Descriptive statistics

We found that junior players from U15s to U19s who made ODI teams tended to have higher (but not statistically-significant) batting averages. 

There was also an obvious difference (albeit non-statistically significant) between the number of dismissals per century scored. We found that the junior players who went on to be selected in ODI teams were dismissed less per century scored, indicating they were scoring centuries more frequently and/or scoring centuries in more ‘not out’ innings.

Machine learning

Using machine learning2, we found that the most predictive characteristics that relate to batting performance are batting average (‘Batting avg all’ is the total runs divided by total innings, compared to the traditional ‘Batting avg’ calculation of total runs divided by total innings where dismissed), high score, total runs ( ‘Total runs with balls’ is the  total runs divided by total balls faced), and total balls faced (indicating that better batters tend to face more balls in their career). While there were data limitations with properly differentiating between elite and non-elite players, these findings can still provide coaches with insights on which characteristics to prioritise when making decisions on which players to offer development contracts.

Business outcomes

Aginic provided Cricket Australia with insights derived from a pilot data science project aiming to identify the characteristics in junior cricketers that are related to elite ODI batting performance. To build this data-driven decision making into their selection processes, we recommended building a management dashboard that surfaces the relevant predictive metrics for each junior player to enable selection decisions for representative squads. To improve machine learning predictions, we also recommended identifying a more homogenous group of players who face more comparable playing conditions to those faced by elite players. 

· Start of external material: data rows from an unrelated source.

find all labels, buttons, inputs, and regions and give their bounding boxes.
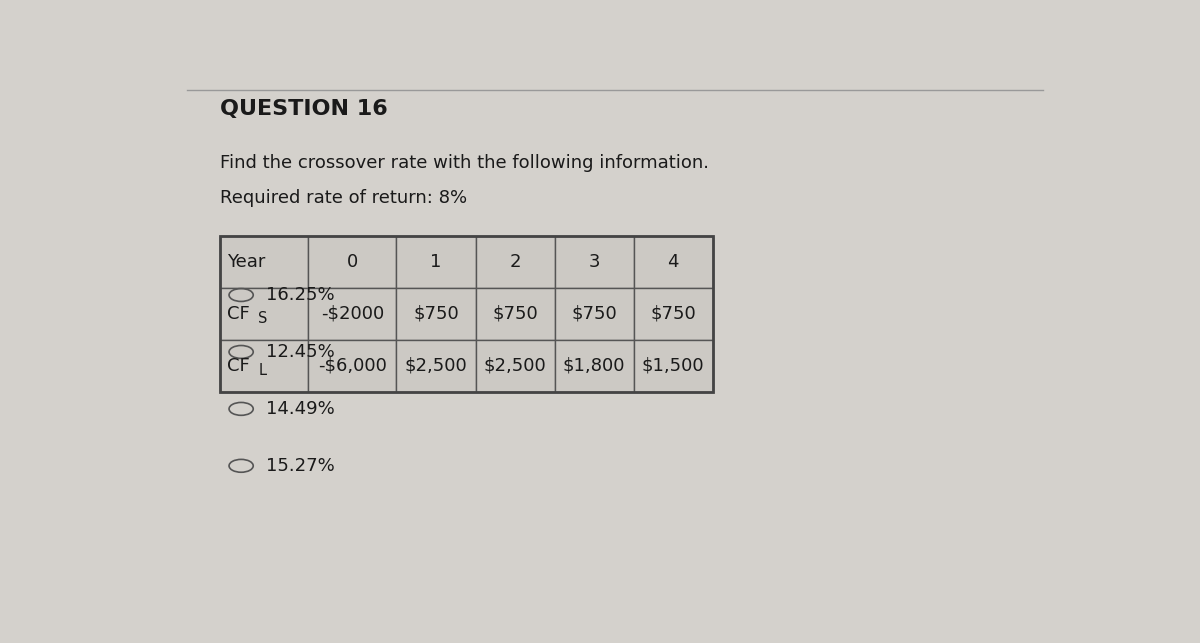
Text: $2,500: $2,500 — [404, 357, 467, 375]
Bar — [554, 287, 634, 340]
Bar — [634, 235, 713, 287]
Bar — [475, 287, 554, 340]
Text: $1,800: $1,800 — [563, 357, 625, 375]
Bar — [308, 287, 396, 340]
Text: Year: Year — [227, 253, 265, 271]
Text: 14.49%: 14.49% — [266, 400, 335, 418]
Text: 2: 2 — [509, 253, 521, 271]
Text: -$6,000: -$6,000 — [318, 357, 386, 375]
Text: 12.45%: 12.45% — [266, 343, 335, 361]
Text: $750: $750 — [650, 305, 696, 323]
Text: $750: $750 — [571, 305, 617, 323]
Bar — [634, 340, 713, 392]
Bar — [220, 340, 308, 392]
Bar — [308, 340, 396, 392]
Text: $750: $750 — [413, 305, 458, 323]
Bar — [554, 340, 634, 392]
Text: CF: CF — [227, 357, 250, 375]
Text: 4: 4 — [667, 253, 679, 271]
Bar — [220, 235, 308, 287]
Text: $750: $750 — [492, 305, 538, 323]
Text: $2,500: $2,500 — [484, 357, 546, 375]
Bar — [220, 287, 308, 340]
Bar — [396, 340, 475, 392]
Text: -$2000: -$2000 — [320, 305, 384, 323]
Text: CF: CF — [227, 305, 250, 323]
Text: 1: 1 — [431, 253, 442, 271]
Bar — [554, 235, 634, 287]
Text: S: S — [258, 311, 268, 326]
Bar — [475, 340, 554, 392]
Bar — [475, 235, 554, 287]
Text: QUESTION 16: QUESTION 16 — [220, 100, 388, 120]
Text: L: L — [258, 363, 266, 378]
Text: 3: 3 — [588, 253, 600, 271]
Text: Find the crossover rate with the following information.: Find the crossover rate with the followi… — [220, 154, 709, 172]
Text: $1,500: $1,500 — [642, 357, 704, 375]
Bar — [220, 235, 713, 392]
Text: Required rate of return: 8%: Required rate of return: 8% — [220, 188, 467, 206]
Text: 15.27%: 15.27% — [266, 457, 335, 475]
Bar — [396, 287, 475, 340]
Bar — [396, 235, 475, 287]
Text: 0: 0 — [347, 253, 358, 271]
Bar — [634, 287, 713, 340]
Text: 16.25%: 16.25% — [266, 286, 335, 304]
Bar — [308, 235, 396, 287]
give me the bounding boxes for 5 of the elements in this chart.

Critical to the project’s success was early engagement with the cricket subject matter experts (SMEs) to agree on the business problems, and also the technical SMEs to understand the data and limitations. It was also beneficial to have deep and early engagement with Cricket Australia’s data scientists to understand their previous work and feature selection and engineering to build off and prevent repetition of previous work. 



2 We have used random forest models for “feature selection”. Random forest models are a powerful type of ensemble model, which combines the results of a number of decision-tree models, using independent random samples of the data (bootstrapping).